Beaucoup de familles rencontrées témoignent cependant d'avoir vu leur cadre de vie se dégrader ces dernières années.
Le piège
Entre toutes ces institutions, de nombreuses personnes se disent prises au piège d'un engrenage qui les dépasse. Avec cette urgence : que faire en cas de danger ? Nous avons posé la question l'une de celles qui ont préféré partir à l'étranger pour se mettre à l'abri.
On a trop peur de porter plainte et de leur donner de bonnes raisons de s'attaquer à nous. Ces gens, on les connait. Ils tapent de la coke, ils sont armés, ils n'ont peur de rien.
Anciens résidents du quartier
"Il faut nous faire confiance. Nous avons la volonté, la détermination. Nous avons eu une instruction ferme et claire du ministre de l'Intérieur pour agir en la matière", déclarait le 13 mai dernier le directeur général de la police nationale, Frédéric Veaux, sur le terrain à Valence. "Et nous nous sentons extrêmement concernés par tout ce qui se passe, par tout ce qui vient perturber le quotidien des habitants." Il reconnait avoir affaire "à des personnes qui n'ont peur ni de la mort ni de la prison."
"Depuis le début de l'année, on a saisi une vingtaine d'arme et l'an dernier, nous en avions saisi une cinquantaine, dont des armes de guerre" explique Noël Fayet, directeur départemental de la sécurité publique de Valence. "Des analyses balistiques nous permettent d'établir des liens, et de pouvoir travailler en vue d'interpeller certains individus en lien avec ces affaires."
Un site internet, Ma sécurité, permet de contacter des services de polices si on se sent en danger.
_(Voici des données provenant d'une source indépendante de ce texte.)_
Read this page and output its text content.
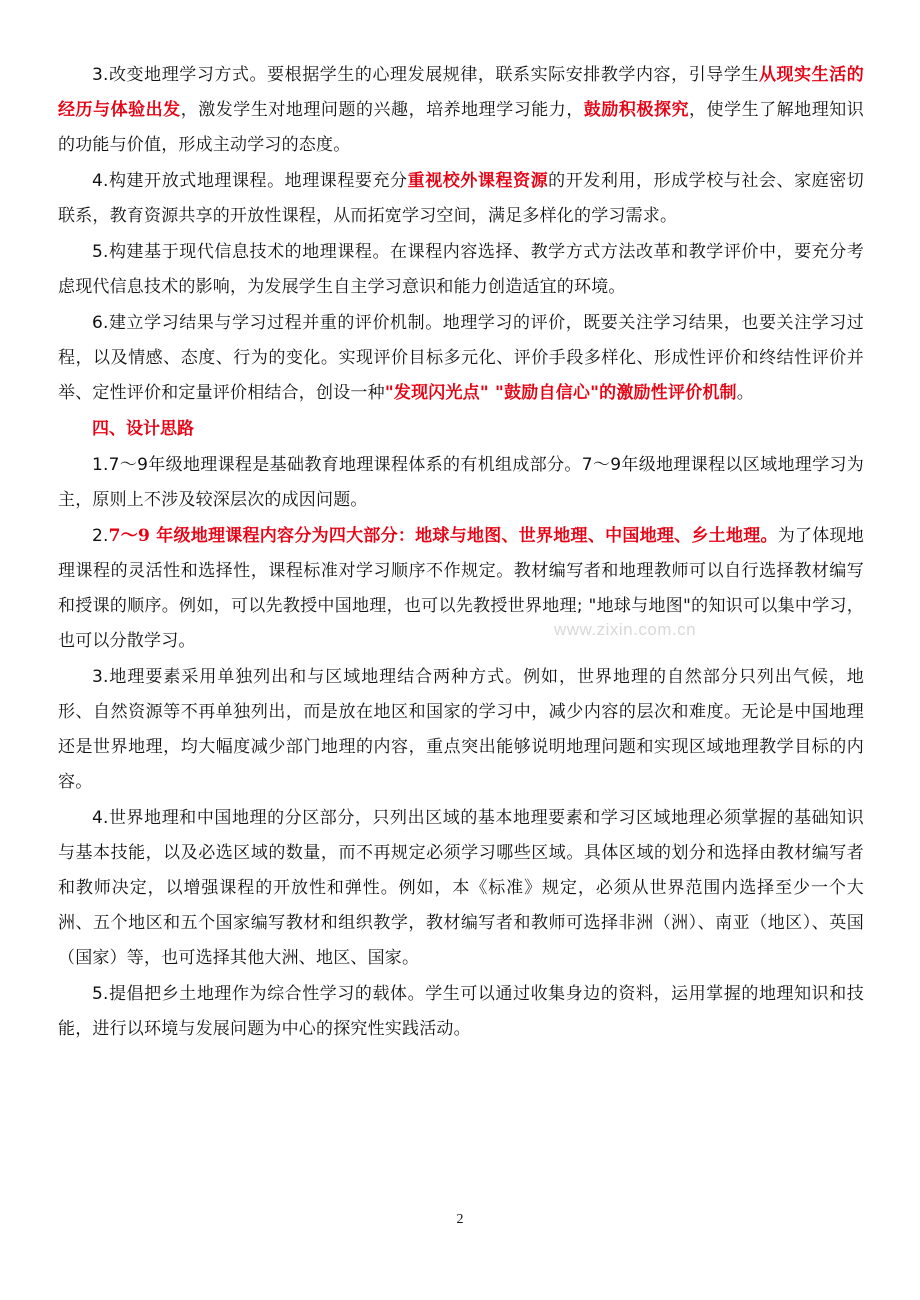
3.改变地理学习方式。要根据学生的心理发展规律，联系实际安排教学内容，引导学生从现实生活的经历与体验出发，激发学生对地理问题的兴趣，培养地理学习能力，鼓励积极探究，使学生了解地理知识的功能与价值，形成主动学习的态度。

4.构建开放式地理课程。地理课程要充分重视校外课程资源的开发利用，形成学校与社会、家庭密切联系，教育资源共享的开放性课程，从而拓宽学习空间，满足多样化的学习需求。

5.构建基于现代信息技术的地理课程。在课程内容选择、教学方式方法改革和教学评价中，要充分考虑现代信息技术的影响，为发展学生自主学习意识和能力创造适宜的环境。

6.建立学习结果与学习过程并重的评价机制。地理学习的评价，既要关注学习结果，也要关注学习过程，以及情感、态度、行为的变化。实现评价目标多元化、评价手段多样化、形成性评价和终结性评价并举、定性评价和定量评价相结合，创设一种"发现闪光点" "鼓励自信心"的激励性评价机制。

四、设计思路

1.7～9年级地理课程是基础教育地理课程体系的有机组成部分。7～9年级地理课程以区域地理学习为主，原则上不涉及较深层次的成因问题。

2.7～9 年级地理课程内容分为四大部分：地球与地图、世界地理、中国地理、乡土地理。为了体现地理课程的灵活性和选择性，课程标准对学习顺序不作规定。教材编写者和地理教师可以自行选择教材编写和授课的顺序。例如，可以先教授中国地理，也可以先教授世界地理; "地球与地图"的知识可以集中学习，也可以分散学习。

3.地理要素采用单独列出和与区域地理结合两种方式。例如，世界地理的自然部分只列出气候，地形、自然资源等不再单独列出，而是放在地区和国家的学习中，减少内容的层次和难度。无论是中国地理还是世界地理，均大幅度减少部门地理的内容，重点突出能够说明地理问题和实现区域地理教学目标的内容。

4.世界地理和中国地理的分区部分，只列出区域的基本地理要素和学习区域地理必须掌握的基础知识与基本技能，以及必选区域的数量，而不再规定必须学习哪些区域。具体区域的划分和选择由教材编写者和教师决定，以增强课程的开放性和弹性。例如，本《标准》规定，必须从世界范围内选择至少一个大洲、五个地区和五个国家编写教材和组织教学，教材编写者和教师可选择非洲（洲）、南亚（地区）、英国（国家）等，也可选择其他大洲、地区、国家。

5.提倡把乡土地理作为综合性学习的载体。学生可以通过收集身边的资料，运用掌握的地理知识和技能，进行以环境与发展问题为中心的探究性实践活动。

www.zixin.com.cn
2
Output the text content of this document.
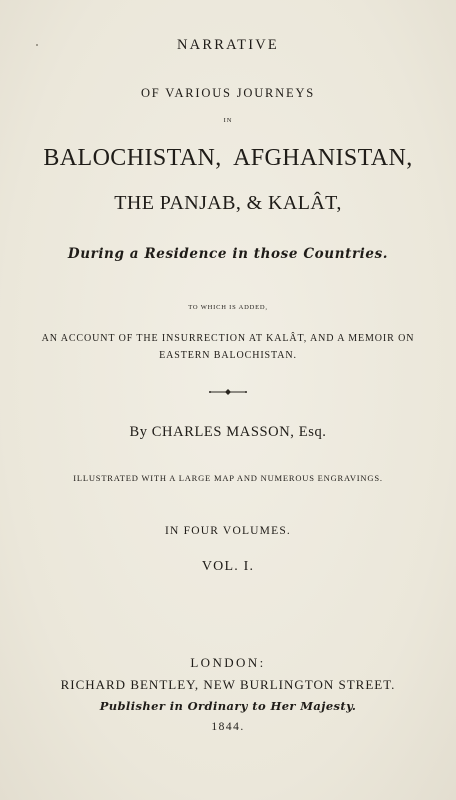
NARRATIVE
OF VARIOUS JOURNEYS
IN
BALOCHISTAN,  AFGHANISTAN,
THE PANJAB, & KALÂT,
During a Residence in those Countries.
TO WHICH IS ADDED,
AN ACCOUNT OF THE INSURRECTION AT KALÂT, AND A MEMOIR ON
EASTERN BALOCHISTAN.
By CHARLES MASSON, Esq.
ILLUSTRATED WITH A LARGE MAP AND NUMEROUS ENGRAVINGS.
IN FOUR VOLUMES.
VOL. I.
LONDON:
RICHARD BENTLEY, NEW BURLINGTON STREET.
Publisher in Ordinary to Her Majesty.
1844.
Mais la réponse semble éloignée des besoins sur le terrain pour certains.
"Qu'ils envoient l'armée, qu'ils envoient des chiens, pour retrouver l'argent, la drogue, les armes" s'insurge un militant associatif impliqué dans le quartier. "Si le procureur m'entend, qu'il mette un numéro en place ! Un numéro vert où on pourrait appeler pour signaler des informations. Madame la préfète, arrêtez de laisser les gens s'entretuer" ajoute-t-il.
"Il faut au moins que ça s'atténue, tout le monde sait très bien ce qu'il se passe et on laisse faire ! J'ai beaucoup de peine pour ces mamans qui ont perdu un enfant, que ce soit par accident ou peu importe... J'espère qu'on n'attendra pas qu'il y ait 10 ou 15 morts d'un coup, il est temps de s'activer."
Les services du parquet et de la préfecture rappellent qu'il existe des moyens prévus par la loi pour témoigner anonymement, se faire connaître des services de police et " faire preuve de civisme", a estimé la préfète. "En démocratie, on est tous coresponsables de la sécurité de son voisin", a déclaré Elodie De Giovanni lors d'une conférence de presse, le 11 mai 2023.
Mais l'escalade de violence de ces deux dernières semaines a rompu la confiance et renforcé l'isolement de ces quartiers situés à seulement 4 km du centre-ville de Valence.